Mast cell tumours, a common canine cancer, can arise in any skin area besides the dog's paws. Often hard to identify, mast cell tumours vary in size, shape and even colour. On a dog's paw, the tumour often appears as a hard, round nodule or an ulcerated open sore. The dog usually appears to show no pain when a person handles the nodule.
Dogs normally suffer from mast cell tumours after the age of eight. The cause of the tumour is unknown, although speculation exists that the cause may be a virus, according to Doctors Foster and Smith Pet Education.com. A genetic prevalence appears to exist for mast cell tumours. Certain breeds such as the boxer, English bulldog, golden retriever, cocker spaniel and schnauzer are at increased risk, according to Mar Vista Animal Medical Center. Humans do not get mast cell cancer.
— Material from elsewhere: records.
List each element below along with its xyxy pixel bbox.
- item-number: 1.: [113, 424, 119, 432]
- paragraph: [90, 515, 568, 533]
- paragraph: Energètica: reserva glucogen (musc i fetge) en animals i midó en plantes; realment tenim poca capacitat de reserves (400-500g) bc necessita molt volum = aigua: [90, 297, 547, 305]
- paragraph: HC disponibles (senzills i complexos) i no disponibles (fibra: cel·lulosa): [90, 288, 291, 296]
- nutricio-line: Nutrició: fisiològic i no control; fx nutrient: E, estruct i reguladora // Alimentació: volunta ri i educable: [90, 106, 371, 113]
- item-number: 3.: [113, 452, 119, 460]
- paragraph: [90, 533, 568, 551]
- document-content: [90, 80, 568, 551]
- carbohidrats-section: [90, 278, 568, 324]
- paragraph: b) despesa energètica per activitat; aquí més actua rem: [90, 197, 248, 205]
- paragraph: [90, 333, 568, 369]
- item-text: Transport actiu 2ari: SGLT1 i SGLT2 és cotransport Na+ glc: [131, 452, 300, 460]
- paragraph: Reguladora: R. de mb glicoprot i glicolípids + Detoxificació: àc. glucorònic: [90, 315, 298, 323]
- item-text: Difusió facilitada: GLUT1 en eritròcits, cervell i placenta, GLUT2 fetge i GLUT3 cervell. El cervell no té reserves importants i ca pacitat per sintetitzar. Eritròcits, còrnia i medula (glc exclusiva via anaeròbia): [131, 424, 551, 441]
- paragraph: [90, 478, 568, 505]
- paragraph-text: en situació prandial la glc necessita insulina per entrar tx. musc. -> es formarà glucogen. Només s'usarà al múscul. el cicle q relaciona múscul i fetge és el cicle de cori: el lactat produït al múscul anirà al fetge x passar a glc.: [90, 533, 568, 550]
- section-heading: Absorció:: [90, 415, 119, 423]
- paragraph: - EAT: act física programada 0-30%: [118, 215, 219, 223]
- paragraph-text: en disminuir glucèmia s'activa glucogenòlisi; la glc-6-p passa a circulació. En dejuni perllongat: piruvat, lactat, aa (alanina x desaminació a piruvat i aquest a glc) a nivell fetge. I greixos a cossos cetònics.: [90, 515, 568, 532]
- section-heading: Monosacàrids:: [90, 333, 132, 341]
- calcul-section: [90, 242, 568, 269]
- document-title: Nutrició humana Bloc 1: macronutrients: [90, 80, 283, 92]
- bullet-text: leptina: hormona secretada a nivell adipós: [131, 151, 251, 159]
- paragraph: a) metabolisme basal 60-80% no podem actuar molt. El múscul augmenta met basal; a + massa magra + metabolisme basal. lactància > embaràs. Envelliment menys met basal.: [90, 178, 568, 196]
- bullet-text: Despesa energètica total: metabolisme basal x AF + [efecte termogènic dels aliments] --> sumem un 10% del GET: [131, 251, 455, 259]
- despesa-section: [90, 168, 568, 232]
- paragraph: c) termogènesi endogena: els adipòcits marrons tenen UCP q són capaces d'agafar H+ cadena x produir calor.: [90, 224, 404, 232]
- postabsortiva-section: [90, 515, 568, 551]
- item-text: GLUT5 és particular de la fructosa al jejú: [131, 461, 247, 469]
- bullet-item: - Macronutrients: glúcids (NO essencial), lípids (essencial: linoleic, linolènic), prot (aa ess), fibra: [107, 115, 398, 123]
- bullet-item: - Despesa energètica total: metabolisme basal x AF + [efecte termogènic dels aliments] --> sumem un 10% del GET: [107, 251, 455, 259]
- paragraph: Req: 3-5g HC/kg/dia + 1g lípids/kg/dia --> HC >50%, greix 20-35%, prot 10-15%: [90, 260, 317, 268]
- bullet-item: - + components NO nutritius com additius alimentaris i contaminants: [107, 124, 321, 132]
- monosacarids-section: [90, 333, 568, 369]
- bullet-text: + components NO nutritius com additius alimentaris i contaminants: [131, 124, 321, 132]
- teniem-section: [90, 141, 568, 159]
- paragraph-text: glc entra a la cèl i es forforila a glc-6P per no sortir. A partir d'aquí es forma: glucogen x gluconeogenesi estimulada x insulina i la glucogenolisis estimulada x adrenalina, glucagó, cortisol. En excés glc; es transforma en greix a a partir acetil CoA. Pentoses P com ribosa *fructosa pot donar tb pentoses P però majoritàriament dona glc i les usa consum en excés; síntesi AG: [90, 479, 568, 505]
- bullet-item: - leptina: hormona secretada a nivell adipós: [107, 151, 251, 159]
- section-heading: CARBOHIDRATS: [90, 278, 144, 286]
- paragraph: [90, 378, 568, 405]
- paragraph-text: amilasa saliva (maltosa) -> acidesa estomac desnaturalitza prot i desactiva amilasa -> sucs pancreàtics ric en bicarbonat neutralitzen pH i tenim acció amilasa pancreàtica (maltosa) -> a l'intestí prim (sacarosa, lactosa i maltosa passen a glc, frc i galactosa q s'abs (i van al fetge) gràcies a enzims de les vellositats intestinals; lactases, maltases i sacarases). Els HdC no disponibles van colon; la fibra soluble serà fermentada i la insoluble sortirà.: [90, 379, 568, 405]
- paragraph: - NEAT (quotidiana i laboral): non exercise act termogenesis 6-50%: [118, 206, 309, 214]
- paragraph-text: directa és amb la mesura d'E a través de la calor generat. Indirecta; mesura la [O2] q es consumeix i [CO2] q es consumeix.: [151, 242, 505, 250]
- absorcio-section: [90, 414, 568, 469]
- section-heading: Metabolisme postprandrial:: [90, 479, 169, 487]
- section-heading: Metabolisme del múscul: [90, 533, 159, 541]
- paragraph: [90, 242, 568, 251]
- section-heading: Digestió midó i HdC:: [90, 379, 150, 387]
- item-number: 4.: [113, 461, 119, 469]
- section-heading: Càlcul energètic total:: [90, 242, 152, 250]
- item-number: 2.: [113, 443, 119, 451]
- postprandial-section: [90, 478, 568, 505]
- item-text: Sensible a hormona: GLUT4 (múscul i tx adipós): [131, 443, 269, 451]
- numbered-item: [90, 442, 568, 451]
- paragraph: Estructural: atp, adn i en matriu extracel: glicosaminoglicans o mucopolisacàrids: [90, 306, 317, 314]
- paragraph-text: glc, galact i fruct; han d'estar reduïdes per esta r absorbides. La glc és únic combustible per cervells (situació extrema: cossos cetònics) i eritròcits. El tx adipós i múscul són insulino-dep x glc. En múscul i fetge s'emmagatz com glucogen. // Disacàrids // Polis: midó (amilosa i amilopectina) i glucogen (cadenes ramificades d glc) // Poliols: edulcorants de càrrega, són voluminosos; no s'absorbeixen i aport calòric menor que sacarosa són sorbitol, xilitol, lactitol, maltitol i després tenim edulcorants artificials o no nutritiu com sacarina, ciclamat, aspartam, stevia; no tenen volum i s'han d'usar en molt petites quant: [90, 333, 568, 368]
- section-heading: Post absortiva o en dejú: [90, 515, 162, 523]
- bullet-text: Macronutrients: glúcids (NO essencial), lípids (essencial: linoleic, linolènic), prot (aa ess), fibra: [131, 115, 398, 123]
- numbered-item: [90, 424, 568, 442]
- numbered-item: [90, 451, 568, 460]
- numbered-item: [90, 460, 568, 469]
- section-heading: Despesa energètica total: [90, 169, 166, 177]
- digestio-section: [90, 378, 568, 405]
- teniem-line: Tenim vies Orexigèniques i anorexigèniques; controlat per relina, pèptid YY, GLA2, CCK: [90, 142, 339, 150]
Dogs that suffer from a mast cell tumour often exhibit symptoms that the owner will not recognise as being related because the tumour releases toxins into the dog's system which causes it to vomit, suffer diarrhoea with blood, lethargy, blood clotting issues and a feeling of being unwell. When stimulated by pressure the mast cells release histamines, serotonin, proteolytic enzymes, heparin and prostaglandin into the body in toxic excess, which causes the dog to suffer a variety of symptoms that appear to be unrelated to the tumour on the dog's paw. The location of the mast cell tumour on the dogs paw often means that the tumour is continuously stimulated, making the dog appear quite ill.
The veterinarian will possibly take a biopsy of the paw tumour and will order several blood tests to help detect the chemicals the mast cells release. Once the veterinarian is reasonably sure the dog has a paw mast cell tumour, he will order further tests such as CAT scans and ultrasounds to determine if the cancer has spread beyond the dog's paw.
Prompt surgical removal of the infected area is the first step in treatment. Further treatment may include localised radiation and systemic chemotherapy if the cancer is aggressive or has metastasised to other areas of the body. Veterinarians often prescribe prednisone for treatment by itself or with a combination of other chemotherapy drugs such as mitoxantrone, L-asparaginase, vinblastine, vincristine, cyclophosphamide or doxorubicin.
Dogs with complete surgical resection of the tumour have a promising prognosis. Mast cell tumours that are widespread and aggressive rarely respond well to surgery, radiation or chemotherapy. Tumours that arise in the dog's paw nail bed tend to be extremely aggressive, according to Mar Vista Animal Medical Center.